Yazar, ülkesinin kişisel yaşamını, insanların kapitalizm çağında insanların yakın ilişkilerinin nasıl geliştiğini göstermek istedi. Kahramanın draması yoluyla, bir insanın nasıl sadece maddi değerlerin üreticisi haline geldiğini ve her türlü malın sahibi olduğunu görüyoruz. Parasal açıdan değerlidir, bu yüzden kendini paraya çevirmek yerine finansal ödeme gücünü kovalamak zorunda kalır. Böylece zamanı geçiyor. Bu yüzden Gatsby, hala bir kral olarak kazanmak ve görünmek için zamanının olduğunu düşünerek mutluluğunu kaçırdı, ancak, ne yazık ki, yaşamın seyri insanlara ve çabalarına kayıtsız. Başarı adama geldi, ama saati geri çevirmesine yardım etmedi.
Eleştiri
Roman, yazılı basında iyi eleştiriler aldı, ancak yine de kitap, yazarın istediği kadar hızlı satmadı. O zamanın eleştirmenleri de çalışmalarından bahsetmek konusunda özellikle istekli değildi.

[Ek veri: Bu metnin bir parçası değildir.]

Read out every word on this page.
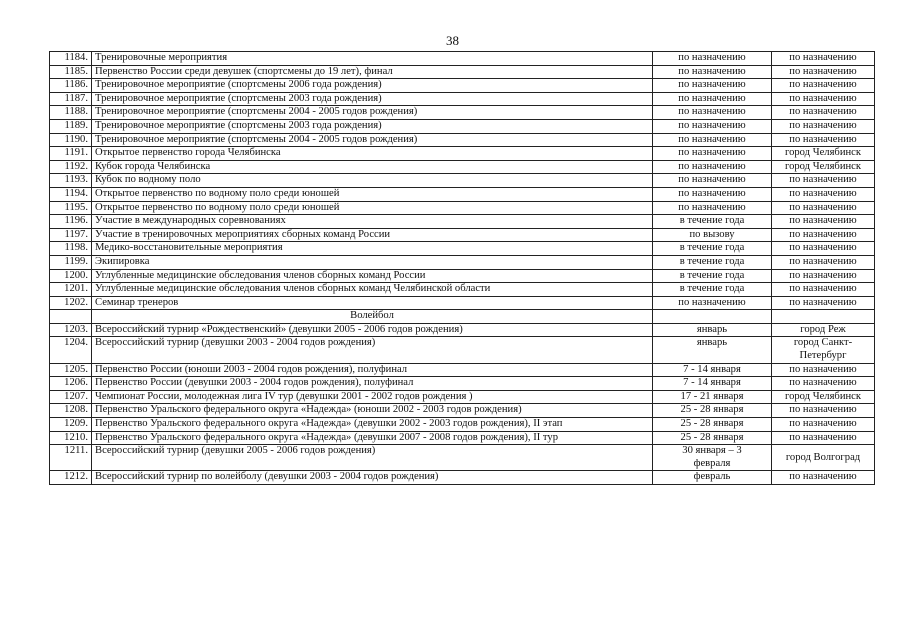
38
1184.	Тренировочные мероприятия	по назначению	по назначению
1185.	Первенство России среди девушек (спортсмены до 19 лет), финал	по назначению	по назначению
1186.	Тренировочное мероприятие (спортсмены 2006 года рождения)	по назначению	по назначению
1187.	Тренировочное мероприятие (спортсмены 2003 года рождения)	по назначению	по назначению
1188.	Тренировочное мероприятие (спортсмены 2004 - 2005 годов рождения)	по назначению	по назначению
1189.	Тренировочное мероприятие (спортсмены 2003 года рождения)	по назначению	по назначению
1190.	Тренировочное мероприятие (спортсмены 2004 - 2005 годов рождения)	по назначению	по назначению
1191.	Открытое первенство города Челябинска	по назначению	город Челябинск
1192.	Кубок города Челябинска	по назначению	город Челябинск
1193.	Кубок по водному поло	по назначению	по назначению
1194.	Открытое первенство по водному поло среди юношей	по назначению	по назначению
1195.	Открытое первенство по водному поло среди юношей	по назначению	по назначению
1196.	Участие в международных соревнованиях	в течение года	по назначению
1197.	Участие в тренировочных мероприятиях сборных команд России	по вызову	по назначению
1198.	Медико-восстановительные мероприятия	в течение года	по назначению
1199.	Экипировка	в течение года	по назначению
1200.	Углубленные медицинские обследования членов сборных команд России	в течение года	по назначению
1201.	Углубленные медицинские обследования членов сборных команд Челябинской области	в течение года	по назначению
1202.	Семинар тренеров	по назначению	по назначению
	Волейбол		
1203.	Всероссийский турнир «Рождественский» (девушки 2005 - 2006 годов рождения)	январь	город Реж
1204.	Всероссийский турнир (девушки 2003 - 2004 годов рождения)	январь	город Санкт-Петербург
1205.	Первенство России (юноши 2003 - 2004 годов рождения), полуфинал	7 - 14 января	по назначению
1206.	Первенство России (девушки 2003 - 2004 годов рождения), полуфинал	7 - 14 января	по назначению
1207.	Чемпионат России, молодежная лига IV тур (девушки 2001 - 2002 годов рождения )	17 - 21 января	город Челябинск
1208.	Первенство Уральского федерального округа «Надежда» (юноши 2002 - 2003 годов рождения)	25 - 28 января	по назначению
1209.	Первенство Уральского федерального округа «Надежда» (девушки 2002 - 2003 годов рождения), II этап	25 - 28 января	по назначению
1210.	Первенство Уральского федерального округа «Надежда» (девушки 2007 - 2008 годов рождения), II тур	25 - 28 января	по назначению
1211.	Всероссийский турнир (девушки 2005 - 2006 годов рождения)	30 января – 3 февраля	город Волгоград
1212.	Всероссийский турнир по волейболу (девушки 2003 - 2004 годов рождения)	февраль	по назначению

Yaşamında 20'den fazla roman yazan tanınmış yazar Ernest Hemingway ve Edith Wharton, roman hakkında olumlu konuştu. Sadece 1945'ten beri Francis Fitzgerald'ın popülaritesi artmaktadır. Yazarın hayatı boyunca, hakemler çalışmalarına karşı çok önyargılıydılar ve ancak ölümünden sonra bakış açılarını değiştirdiler.
Şimdiye kadar, romanının önemi, kişiliği ve hatta dehası üzerinde bir fikir birliği yoktur. Eleştirmenlerin her biri Great Gatsby'yi kendi tarzında algılar ve değerlendirir.